Of the terms indicated as rendered by this word, `olam in the Old Testament and aionios in the New Testament, literally, "age-long," generally bear the full sense of "eternal" (always as applied to God, His mercy, His covenant, His kingdom and to the eternal life of believers). Hence, in the Revised Version (British and American) the rendering "everlasting" in the King James Version is, in the New Testament, uniformly changed to "eternal" (eg. Matthew 18:8; 25:41,46; Luke 16:9; 18:30; John 3:16,36, etc.; Acts 13:46; Romans 6:22; 16:26; Galatians 6:8; Hebrews 13:20). In the Old Testament the rendering "everlasting" is usually retained in the Revised Version (British and American), and sometimes takes the place of other words or phrases, as "lasting" (Deuteronomy 33:15), "ever," "forever" (1 Chronicles 16:36; Nehemiah 9:5), "perpetual" (Habakkuk 3:6; Jeremiah 50:5), "of old" (Habakkuk 3:6 margin). In Psalms 100:5; 119:144, on the other hand, the Revised Version (British and American) changes the word to "for ever." In much the larger number of places `olam is translated "ever" or "for ever."
The word `adh, in the two cases in which it is translated "everlasting" in the King James Version (more frequently "for ever"), is in the Revised Version (British and American), in Isaiah 9:6, retained, with margin, "Father of Eternity," and in Habakkuk 3:6 is changed into "eternal." Another word, qedhem, with the meaning "ancient time," is rendered "everlasting" in Habakkuk 1:12 ("Art not thou from everlasting?"). With the same meaning it occurs in Deuteronomy 33:27, "The eternal God is thy dwelling-place."
The word which strictly answers to "everlasting" in the New Testament is aidios (Romans 1:20; Jude 1:6), rendered by the King James Version in the former passages "eternal," but correctly by the Revised Version (British and American) in both passages, "everlasting." The sense of the word "everlasting," in application to future punishment, is considered in the article PUNISHMENT, EVERLASTING.

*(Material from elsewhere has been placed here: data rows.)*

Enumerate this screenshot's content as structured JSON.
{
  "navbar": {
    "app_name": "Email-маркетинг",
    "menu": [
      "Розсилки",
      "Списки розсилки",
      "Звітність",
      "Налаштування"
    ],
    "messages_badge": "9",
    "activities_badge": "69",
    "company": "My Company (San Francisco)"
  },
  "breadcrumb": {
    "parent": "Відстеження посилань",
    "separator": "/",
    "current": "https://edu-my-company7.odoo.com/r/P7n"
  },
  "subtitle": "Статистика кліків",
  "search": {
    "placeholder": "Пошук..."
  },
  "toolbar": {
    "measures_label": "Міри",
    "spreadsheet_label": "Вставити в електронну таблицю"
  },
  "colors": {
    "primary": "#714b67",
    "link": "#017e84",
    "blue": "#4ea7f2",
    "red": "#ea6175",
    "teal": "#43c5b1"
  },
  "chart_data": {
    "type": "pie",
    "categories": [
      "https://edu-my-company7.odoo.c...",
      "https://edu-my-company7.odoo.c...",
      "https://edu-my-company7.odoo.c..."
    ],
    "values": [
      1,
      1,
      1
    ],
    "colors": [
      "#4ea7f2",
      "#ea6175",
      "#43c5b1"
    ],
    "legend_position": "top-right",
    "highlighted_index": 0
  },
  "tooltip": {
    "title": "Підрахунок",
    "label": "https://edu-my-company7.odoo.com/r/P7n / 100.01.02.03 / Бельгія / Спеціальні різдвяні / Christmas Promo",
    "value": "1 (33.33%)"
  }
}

The term "everlasting" or "eternal," applied to God, describes Him as filling, or enduring through, all the "ages" of time. It is only thus that we can symbolically represent eternity. In reality, however, the eternity of God is not simply His filling of ever-flowing "ages," but rather that aspect of His being in which He is above time; for which time (the succession-form of existence) does not exist; to which the terms past, present and future do not apply. Yet, while God is not in time (rather holds time in Himself), time-sequence, as the form of existence of the world, is a reality for God.